Further studies on serum and humoral immunity were possible due to the ready availability of blood and established biochemical techniques while studies on the activities of immune cells were done later only with the development of modern tissue culture techniques.  As a result, information about cellular immunity lagged behind.

In 1940s, Merrill Chase transferred immunity against tuberculosis by transferring white blood cells from immune guinea pigs. In 1950s, with the emergence of cell culture techniques, lymphocyte was identified as the cell responsible for both cellular and humoral immunity.

Bruce Glick with studies using chickens indicated that there are two types of lymphocytes: T lymphocytes derived from the thymus mediated cellular immunity, and B lymphocytes from the bursa of Fabricius mediated humoral immunity. It was understood that the two systems work in an intertwined manner for the immune response.

Around 1900, Jules Bordet demonstrated specific immune reactivity to nonpathogenic substances, such as red blood cells from different species.

The work of Karl Landsteiner showed that injecting an animal with almost any organic chemical could induce production of antibodies that would bind specifically to the chemical.  He received Nobel Prize for Physiology or Medicine in 1930.

In 1901 Karl Landsteiner demonstrated the human ABO blood group system. He identified the underlying mechanism by which clumping, or agglutination of red blood cells occur during mixing of blood from two individuals. It occurs due to an immunological reaction that occurs when antibodies are produced by the host against antigens located on the donated red blood cells. Landsteiner identified four such antigens, A, B, AB, and O.
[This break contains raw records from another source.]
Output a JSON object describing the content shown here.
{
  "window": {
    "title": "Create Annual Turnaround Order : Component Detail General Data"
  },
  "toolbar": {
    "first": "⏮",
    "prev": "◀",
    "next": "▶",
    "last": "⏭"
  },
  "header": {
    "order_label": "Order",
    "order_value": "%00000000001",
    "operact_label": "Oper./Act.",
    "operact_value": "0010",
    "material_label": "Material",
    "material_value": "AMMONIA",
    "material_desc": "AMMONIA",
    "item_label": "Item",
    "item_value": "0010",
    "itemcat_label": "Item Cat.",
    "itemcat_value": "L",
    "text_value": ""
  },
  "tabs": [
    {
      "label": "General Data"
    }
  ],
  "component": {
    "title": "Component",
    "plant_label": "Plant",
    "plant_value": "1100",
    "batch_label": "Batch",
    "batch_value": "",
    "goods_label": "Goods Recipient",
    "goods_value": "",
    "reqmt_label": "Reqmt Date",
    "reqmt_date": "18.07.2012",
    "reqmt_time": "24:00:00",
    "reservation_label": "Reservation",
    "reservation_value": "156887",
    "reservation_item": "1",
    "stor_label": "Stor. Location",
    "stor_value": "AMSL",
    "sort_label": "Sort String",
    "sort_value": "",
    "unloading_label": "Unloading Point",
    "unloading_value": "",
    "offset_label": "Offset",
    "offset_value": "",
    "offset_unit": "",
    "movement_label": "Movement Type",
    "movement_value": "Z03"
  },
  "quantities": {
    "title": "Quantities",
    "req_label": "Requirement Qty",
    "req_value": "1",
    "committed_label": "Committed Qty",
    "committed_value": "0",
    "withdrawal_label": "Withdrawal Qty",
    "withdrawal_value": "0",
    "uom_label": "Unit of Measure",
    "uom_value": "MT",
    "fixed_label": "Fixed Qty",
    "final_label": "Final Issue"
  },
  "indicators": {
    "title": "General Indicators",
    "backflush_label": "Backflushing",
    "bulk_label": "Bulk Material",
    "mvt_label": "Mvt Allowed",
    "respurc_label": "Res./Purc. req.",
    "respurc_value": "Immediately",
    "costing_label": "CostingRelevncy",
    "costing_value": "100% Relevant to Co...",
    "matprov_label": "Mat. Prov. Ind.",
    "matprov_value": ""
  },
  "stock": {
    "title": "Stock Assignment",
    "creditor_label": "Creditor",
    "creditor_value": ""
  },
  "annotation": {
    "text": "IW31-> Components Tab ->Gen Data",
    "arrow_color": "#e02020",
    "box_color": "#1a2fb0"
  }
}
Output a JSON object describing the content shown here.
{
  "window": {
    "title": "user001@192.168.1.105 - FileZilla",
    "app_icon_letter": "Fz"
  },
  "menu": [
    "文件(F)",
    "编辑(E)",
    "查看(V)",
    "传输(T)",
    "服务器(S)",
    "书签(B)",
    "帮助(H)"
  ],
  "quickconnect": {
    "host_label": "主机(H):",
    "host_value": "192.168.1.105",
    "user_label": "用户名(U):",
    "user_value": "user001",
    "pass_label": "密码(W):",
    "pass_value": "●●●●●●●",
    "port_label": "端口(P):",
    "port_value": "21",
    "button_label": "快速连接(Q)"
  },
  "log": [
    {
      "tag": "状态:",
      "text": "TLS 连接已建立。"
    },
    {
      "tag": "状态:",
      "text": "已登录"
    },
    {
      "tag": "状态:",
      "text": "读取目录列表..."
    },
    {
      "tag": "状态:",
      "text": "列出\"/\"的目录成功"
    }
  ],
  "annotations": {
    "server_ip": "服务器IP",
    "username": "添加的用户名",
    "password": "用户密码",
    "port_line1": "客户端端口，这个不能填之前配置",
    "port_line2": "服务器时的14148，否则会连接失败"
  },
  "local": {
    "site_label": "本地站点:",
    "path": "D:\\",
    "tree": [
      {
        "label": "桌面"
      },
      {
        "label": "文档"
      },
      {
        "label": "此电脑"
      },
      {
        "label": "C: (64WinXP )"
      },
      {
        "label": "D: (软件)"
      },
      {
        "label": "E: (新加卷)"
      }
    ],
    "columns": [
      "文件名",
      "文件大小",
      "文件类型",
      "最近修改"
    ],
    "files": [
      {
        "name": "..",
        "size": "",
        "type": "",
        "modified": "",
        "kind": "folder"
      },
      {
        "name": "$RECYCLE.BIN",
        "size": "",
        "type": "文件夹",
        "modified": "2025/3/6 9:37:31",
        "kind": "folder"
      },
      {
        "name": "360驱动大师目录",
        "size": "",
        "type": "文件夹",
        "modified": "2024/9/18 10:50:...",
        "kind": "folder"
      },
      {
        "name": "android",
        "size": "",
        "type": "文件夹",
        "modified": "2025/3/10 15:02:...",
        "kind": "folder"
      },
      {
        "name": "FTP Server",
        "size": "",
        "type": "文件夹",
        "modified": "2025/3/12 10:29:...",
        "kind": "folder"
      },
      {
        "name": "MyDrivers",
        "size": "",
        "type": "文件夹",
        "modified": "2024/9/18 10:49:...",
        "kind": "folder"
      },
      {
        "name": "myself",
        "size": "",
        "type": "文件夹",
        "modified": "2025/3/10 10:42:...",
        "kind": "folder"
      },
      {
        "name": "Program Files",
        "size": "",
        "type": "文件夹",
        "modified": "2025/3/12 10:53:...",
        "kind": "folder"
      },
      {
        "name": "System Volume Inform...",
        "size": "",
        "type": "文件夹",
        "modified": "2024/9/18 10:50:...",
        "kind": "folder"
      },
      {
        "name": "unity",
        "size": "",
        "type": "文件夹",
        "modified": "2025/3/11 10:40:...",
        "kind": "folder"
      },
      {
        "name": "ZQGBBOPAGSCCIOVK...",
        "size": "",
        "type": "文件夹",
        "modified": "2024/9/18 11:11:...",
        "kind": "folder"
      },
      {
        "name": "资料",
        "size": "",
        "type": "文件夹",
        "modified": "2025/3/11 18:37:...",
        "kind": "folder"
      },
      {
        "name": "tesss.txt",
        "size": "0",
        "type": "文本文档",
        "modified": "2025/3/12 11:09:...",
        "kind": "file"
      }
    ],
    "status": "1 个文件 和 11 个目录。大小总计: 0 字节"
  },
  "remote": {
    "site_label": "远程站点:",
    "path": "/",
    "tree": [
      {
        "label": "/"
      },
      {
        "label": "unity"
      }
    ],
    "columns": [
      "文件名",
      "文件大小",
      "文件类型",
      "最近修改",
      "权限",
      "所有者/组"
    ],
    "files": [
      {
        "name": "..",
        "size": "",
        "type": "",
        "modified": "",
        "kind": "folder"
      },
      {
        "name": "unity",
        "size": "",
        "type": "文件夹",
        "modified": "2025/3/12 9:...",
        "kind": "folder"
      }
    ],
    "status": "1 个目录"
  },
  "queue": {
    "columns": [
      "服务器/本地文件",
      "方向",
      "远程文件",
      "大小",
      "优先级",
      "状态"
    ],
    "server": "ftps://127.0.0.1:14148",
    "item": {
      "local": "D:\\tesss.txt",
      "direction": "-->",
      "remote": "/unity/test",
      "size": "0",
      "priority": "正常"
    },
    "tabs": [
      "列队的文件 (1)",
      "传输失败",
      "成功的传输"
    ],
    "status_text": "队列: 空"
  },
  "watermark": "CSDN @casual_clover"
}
Landsteiner’s work made it possible for blood transfusions to be carried out safely. Landsteiner also discovered other blood factors such as the M, N, and P factors and the Rhesus (Rh) system.

Landsteiner and Constantin Levaditi discovered the causative agent responsible for poliomyelitis and worked for the development of the polio vaccine.
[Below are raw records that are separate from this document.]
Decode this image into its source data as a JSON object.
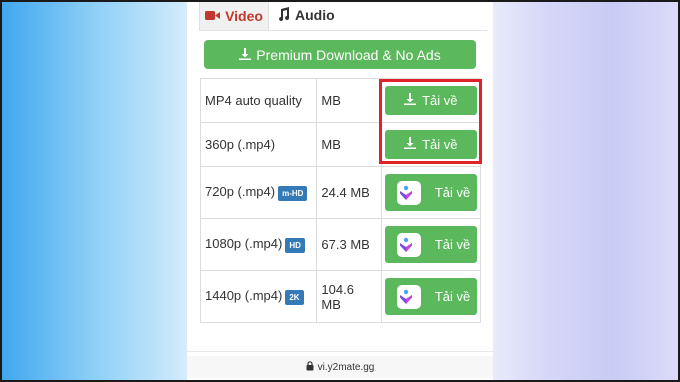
{
  "tabs": [
    {
      "label": "Video",
      "icon": "video-camera-icon",
      "active": true,
      "color": "#c0392b"
    },
    {
      "label": "Audio",
      "icon": "music-note-icon",
      "active": false
    }
  ],
  "premium_button": {
    "label": "Premium Download & No Ads",
    "icon": "download-icon",
    "color": "#5cb85c"
  },
  "rows": [
    {
      "quality": "MP4 auto quality",
      "badge": "",
      "size": "MB",
      "button": "Tải về",
      "button_icon": "download-icon"
    },
    {
      "quality": "360p (.mp4)",
      "badge": "",
      "size": "MB",
      "button": "Tải về",
      "button_icon": "download-icon"
    },
    {
      "quality": "720p (.mp4)",
      "badge": "m-HD",
      "size": "24.4 MB",
      "button": "Tải về",
      "button_icon": "app-logo-icon"
    },
    {
      "quality": "1080p (.mp4)",
      "badge": "HD",
      "size": "67.3 MB",
      "button": "Tải về",
      "button_icon": "app-logo-icon"
    },
    {
      "quality": "1440p (.mp4)",
      "badge": "2K",
      "size": "104.6 MB",
      "button": "Tải về",
      "button_icon": "app-logo-icon"
    }
  ],
  "url_bar": {
    "text": "vi.y2mate.gg",
    "icon": "lock-icon"
  },
  "colors": {
    "highlight": "#e0232b",
    "badge": "#337ab7"
  }
}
Landsteiner worked to identify the microorganisms responsible for syphilis.

Landsteiner using small organic molecules called haptens, demonstrated how small variations in a molecule’s structure can cause great changes in antibody production.

These studies demonstrated that antibodies have almost unlimited range of reactivity, even to compounds never before existed in nature and were synthesized recently in a laboratory. Also highly structurally similar molecules could be recognized as different by antibodies. The selective theory and the instructional theory were proposed to explain these phenomena.
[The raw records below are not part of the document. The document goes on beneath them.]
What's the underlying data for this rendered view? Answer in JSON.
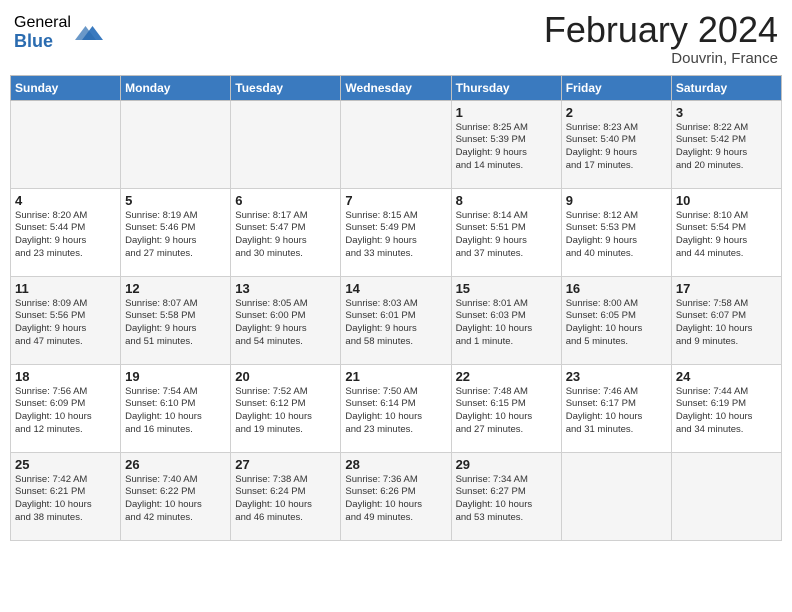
{
  "header": {
    "logo_general": "General",
    "logo_blue": "Blue",
    "month_year": "February 2024",
    "location": "Douvrin, France"
  },
  "days_of_week": [
    "Sunday",
    "Monday",
    "Tuesday",
    "Wednesday",
    "Thursday",
    "Friday",
    "Saturday"
  ],
  "weeks": [
    [
      {
        "day": "",
        "info": ""
      },
      {
        "day": "",
        "info": ""
      },
      {
        "day": "",
        "info": ""
      },
      {
        "day": "",
        "info": ""
      },
      {
        "day": "1",
        "info": "Sunrise: 8:25 AM\nSunset: 5:39 PM\nDaylight: 9 hours\nand 14 minutes."
      },
      {
        "day": "2",
        "info": "Sunrise: 8:23 AM\nSunset: 5:40 PM\nDaylight: 9 hours\nand 17 minutes."
      },
      {
        "day": "3",
        "info": "Sunrise: 8:22 AM\nSunset: 5:42 PM\nDaylight: 9 hours\nand 20 minutes."
      }
    ],
    [
      {
        "day": "4",
        "info": "Sunrise: 8:20 AM\nSunset: 5:44 PM\nDaylight: 9 hours\nand 23 minutes."
      },
      {
        "day": "5",
        "info": "Sunrise: 8:19 AM\nSunset: 5:46 PM\nDaylight: 9 hours\nand 27 minutes."
      },
      {
        "day": "6",
        "info": "Sunrise: 8:17 AM\nSunset: 5:47 PM\nDaylight: 9 hours\nand 30 minutes."
      },
      {
        "day": "7",
        "info": "Sunrise: 8:15 AM\nSunset: 5:49 PM\nDaylight: 9 hours\nand 33 minutes."
      },
      {
        "day": "8",
        "info": "Sunrise: 8:14 AM\nSunset: 5:51 PM\nDaylight: 9 hours\nand 37 minutes."
      },
      {
        "day": "9",
        "info": "Sunrise: 8:12 AM\nSunset: 5:53 PM\nDaylight: 9 hours\nand 40 minutes."
      },
      {
        "day": "10",
        "info": "Sunrise: 8:10 AM\nSunset: 5:54 PM\nDaylight: 9 hours\nand 44 minutes."
      }
    ],
    [
      {
        "day": "11",
        "info": "Sunrise: 8:09 AM\nSunset: 5:56 PM\nDaylight: 9 hours\nand 47 minutes."
      },
      {
        "day": "12",
        "info": "Sunrise: 8:07 AM\nSunset: 5:58 PM\nDaylight: 9 hours\nand 51 minutes."
      },
      {
        "day": "13",
        "info": "Sunrise: 8:05 AM\nSunset: 6:00 PM\nDaylight: 9 hours\nand 54 minutes."
      },
      {
        "day": "14",
        "info": "Sunrise: 8:03 AM\nSunset: 6:01 PM\nDaylight: 9 hours\nand 58 minutes."
      },
      {
        "day": "15",
        "info": "Sunrise: 8:01 AM\nSunset: 6:03 PM\nDaylight: 10 hours\nand 1 minute."
      },
      {
        "day": "16",
        "info": "Sunrise: 8:00 AM\nSunset: 6:05 PM\nDaylight: 10 hours\nand 5 minutes."
      },
      {
        "day": "17",
        "info": "Sunrise: 7:58 AM\nSunset: 6:07 PM\nDaylight: 10 hours\nand 9 minutes."
      }
    ],
    [
      {
        "day": "18",
        "info": "Sunrise: 7:56 AM\nSunset: 6:09 PM\nDaylight: 10 hours\nand 12 minutes."
      },
      {
        "day": "19",
        "info": "Sunrise: 7:54 AM\nSunset: 6:10 PM\nDaylight: 10 hours\nand 16 minutes."
      },
      {
        "day": "20",
        "info": "Sunrise: 7:52 AM\nSunset: 6:12 PM\nDaylight: 10 hours\nand 19 minutes."
      },
      {
        "day": "21",
        "info": "Sunrise: 7:50 AM\nSunset: 6:14 PM\nDaylight: 10 hours\nand 23 minutes."
      },
      {
        "day": "22",
        "info": "Sunrise: 7:48 AM\nSunset: 6:15 PM\nDaylight: 10 hours\nand 27 minutes."
      },
      {
        "day": "23",
        "info": "Sunrise: 7:46 AM\nSunset: 6:17 PM\nDaylight: 10 hours\nand 31 minutes."
      },
      {
        "day": "24",
        "info": "Sunrise: 7:44 AM\nSunset: 6:19 PM\nDaylight: 10 hours\nand 34 minutes."
      }
    ],
    [
      {
        "day": "25",
        "info": "Sunrise: 7:42 AM\nSunset: 6:21 PM\nDaylight: 10 hours\nand 38 minutes."
      },
      {
        "day": "26",
        "info": "Sunrise: 7:40 AM\nSunset: 6:22 PM\nDaylight: 10 hours\nand 42 minutes."
      },
      {
        "day": "27",
        "info": "Sunrise: 7:38 AM\nSunset: 6:24 PM\nDaylight: 10 hours\nand 46 minutes."
      },
      {
        "day": "28",
        "info": "Sunrise: 7:36 AM\nSunset: 6:26 PM\nDaylight: 10 hours\nand 49 minutes."
      },
      {
        "day": "29",
        "info": "Sunrise: 7:34 AM\nSunset: 6:27 PM\nDaylight: 10 hours\nand 53 minutes."
      },
      {
        "day": "",
        "info": ""
      },
      {
        "day": "",
        "info": ""
      }
    ]
  ]
}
Selective theory was detailed by Paul Ehrlich in 1900. Ehrlich proposed that cells in the blood expressed a variety of receptors, which he called “side-chain receptors,” that could react and bind with infectious agents in a way similar to the fit between a lock and key. This interaction between an infectious agent and a cell receptor induce the cell to produce and release more receptors with the same specificity. As per this theory, the specificity of the receptor was determined before its exposure to antigen, and the antigen just selected the appropriate receptor.

In the 1930s and 1940s, the selective theory was challenged by instructional theories by Friedrich Breinl and Felix Haurowitz. According to the instructional theories, a particular antigen would serve as a template around which antibody would fold and the antibody molecule assume a complementary configuration. The instructional theories were disproved in the 1960s.

In the 1950s, selective theories were made resurface and refine by Niels Jerne, David Talmadge, and F. Macfarlane Burnet, as the clonal selection theory. According to this theory, an individual lymphocyte expresses membrane receptors that are specific for a distinct antigen even before the lymphocyte is exposed to the antigen. Binding of antigen to its specific receptor activates the cell, causing it to proliferate into a clone of cells that have the same immunologic specificity as the parent cell. The clonal selection theory is accepted as the underlying paradigm of modern immunology.